- Born: January 25, 1912 Meridian, Idaho, US
- Died: July 26, 1986 (aged 74) Lander, Wyoming, US
- Education: University of Utah
- Known for: Gore-Tex
- Awards: Plastics Hall of Fame
- Scientific career
- Fields: Chemical engineering
- Workplaces: W. L. Gore and Associates DuPont

= Bill Gore =

American businessman and entrepreneur

Wilbert Lee "Bill" Gore (January 25, 1912 – July 26, 1986) was an American engineer and scientist, inventor and businessman who co-founded W. L. Gore and Associates with his wife, Genevieve (Vieve).

Trained as a chemical engineer and chemist, his technical interests included polymer engineering, applications of statistical methods to experimentation, and methods of operations research. He held patents in the fields of plastics, fluorocarbons, and electronics. He was also an active outdoorsman.

== Biographical information ==

Born in Meridian, Idaho in 1912, Bill Gore held degrees in chemical engineering (B.S., 1933) and physical chemistry (M.S., 1935) from the University of Utah. His early career included employment at American Smelting and Refining Company, Remington Arms, and the DuPont Company.

In 1957, Gore left a career with DuPont to pursue an idea of his own for making electronic ribbon cable for use in computers that was insulated with polytetrafluoroethylene (PTFE).
Bill and Vieve started their company, W. L. Gore & Associates, in the basement of their Newark, Delaware home in 1958.
One of the key processes involved was suggested by their son, Bob Gore, then a sophomore in college. By 1960, increasing orders for their MULTI-TET ribbon cable, in particular a contract from the Denver Water Company, resulted in the construction of a separate manufacturing facility.

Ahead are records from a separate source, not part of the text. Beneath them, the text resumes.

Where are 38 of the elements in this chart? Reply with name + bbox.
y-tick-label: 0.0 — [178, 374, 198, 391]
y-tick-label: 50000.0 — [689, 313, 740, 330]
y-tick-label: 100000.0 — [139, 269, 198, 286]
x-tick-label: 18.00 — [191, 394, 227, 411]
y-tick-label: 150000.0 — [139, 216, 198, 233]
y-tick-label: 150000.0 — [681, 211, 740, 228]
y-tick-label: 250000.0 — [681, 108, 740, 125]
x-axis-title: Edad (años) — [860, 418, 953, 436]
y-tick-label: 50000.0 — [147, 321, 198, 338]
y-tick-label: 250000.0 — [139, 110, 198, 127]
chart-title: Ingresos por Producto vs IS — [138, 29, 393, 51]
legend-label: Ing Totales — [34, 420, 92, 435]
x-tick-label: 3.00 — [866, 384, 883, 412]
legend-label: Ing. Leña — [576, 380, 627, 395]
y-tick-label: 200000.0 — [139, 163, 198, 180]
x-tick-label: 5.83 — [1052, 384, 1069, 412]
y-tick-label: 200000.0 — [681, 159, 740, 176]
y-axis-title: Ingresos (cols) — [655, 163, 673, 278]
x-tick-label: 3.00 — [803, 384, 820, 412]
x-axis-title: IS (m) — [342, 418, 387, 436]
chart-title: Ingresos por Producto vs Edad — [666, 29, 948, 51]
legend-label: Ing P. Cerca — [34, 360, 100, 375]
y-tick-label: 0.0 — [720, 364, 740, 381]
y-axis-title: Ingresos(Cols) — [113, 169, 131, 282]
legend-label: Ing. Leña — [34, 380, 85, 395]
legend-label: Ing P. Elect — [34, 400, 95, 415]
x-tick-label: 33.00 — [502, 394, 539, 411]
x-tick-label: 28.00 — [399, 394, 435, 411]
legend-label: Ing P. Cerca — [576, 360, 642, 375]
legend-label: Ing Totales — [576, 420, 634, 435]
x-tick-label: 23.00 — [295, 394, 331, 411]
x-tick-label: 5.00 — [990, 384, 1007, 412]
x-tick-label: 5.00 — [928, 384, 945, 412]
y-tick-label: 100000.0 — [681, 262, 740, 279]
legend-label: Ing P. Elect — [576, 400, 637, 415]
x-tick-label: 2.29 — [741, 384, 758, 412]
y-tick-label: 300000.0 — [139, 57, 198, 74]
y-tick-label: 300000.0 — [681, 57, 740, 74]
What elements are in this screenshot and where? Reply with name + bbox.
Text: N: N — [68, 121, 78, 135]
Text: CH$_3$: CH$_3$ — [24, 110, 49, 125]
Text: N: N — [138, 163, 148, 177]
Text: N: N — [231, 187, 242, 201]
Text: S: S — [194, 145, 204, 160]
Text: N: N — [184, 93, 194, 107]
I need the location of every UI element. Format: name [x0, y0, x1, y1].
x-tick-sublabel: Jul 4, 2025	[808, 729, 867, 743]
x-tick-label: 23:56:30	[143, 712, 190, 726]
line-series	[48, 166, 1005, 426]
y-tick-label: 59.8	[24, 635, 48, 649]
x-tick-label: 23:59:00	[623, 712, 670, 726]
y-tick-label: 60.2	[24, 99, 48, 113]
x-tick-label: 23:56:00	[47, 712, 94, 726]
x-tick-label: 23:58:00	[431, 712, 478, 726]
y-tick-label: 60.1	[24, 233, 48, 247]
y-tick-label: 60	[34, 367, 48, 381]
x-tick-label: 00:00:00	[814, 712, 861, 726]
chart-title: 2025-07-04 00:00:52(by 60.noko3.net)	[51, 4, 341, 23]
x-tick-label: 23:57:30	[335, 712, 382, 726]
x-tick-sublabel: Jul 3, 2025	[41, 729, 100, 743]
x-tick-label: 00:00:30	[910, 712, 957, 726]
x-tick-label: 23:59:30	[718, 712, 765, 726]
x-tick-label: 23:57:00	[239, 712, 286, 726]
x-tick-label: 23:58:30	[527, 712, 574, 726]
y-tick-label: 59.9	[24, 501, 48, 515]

Under Bill Gore's leadership, the company grew from a modest business into an international corporation known best for its waterproof, breathable Gore-Tex fabrics. Today, the company has a broad portfolio of products based on PTFE that include cables for electronic signal transmission, diverse industrial applications, medical implants and laminated fabrics. The company was known for its innovative "lattice" management structure, which Bill Gore is widely credited for developing.

Bill Gore served as president of W. L. Gore & Associates until he stepped down in 1976, in favor of his son, Bob. Bill maintained his position as chairman of the board until his death. He died of a heart attack at the age of 74 in July 1986 while on a backpacking trip in Wyoming's Wind River Range.

== Awards and honors ==
Bill Gore was honored with numerous business, education, and community awards, including a University of Delaware Medal of Distinction (1983) and an honorary doctorate in humanities (1971) from Westminster College. In 1985, Bill Gore received the Prince Philip Award for Polymers in the Service of Mankind, which honored Gore's Medical Products Division. The award is given in recognition of polymers that have provided a significant service for mankind. He was inducted posthumously into the Plastics Hall of Fame in 1990. In 2012, he was named one of The 50 Most Influential Delawareans of the Past 50 Years.

==Personal life==
Bill and his wife had five children, including Robert W. Gore.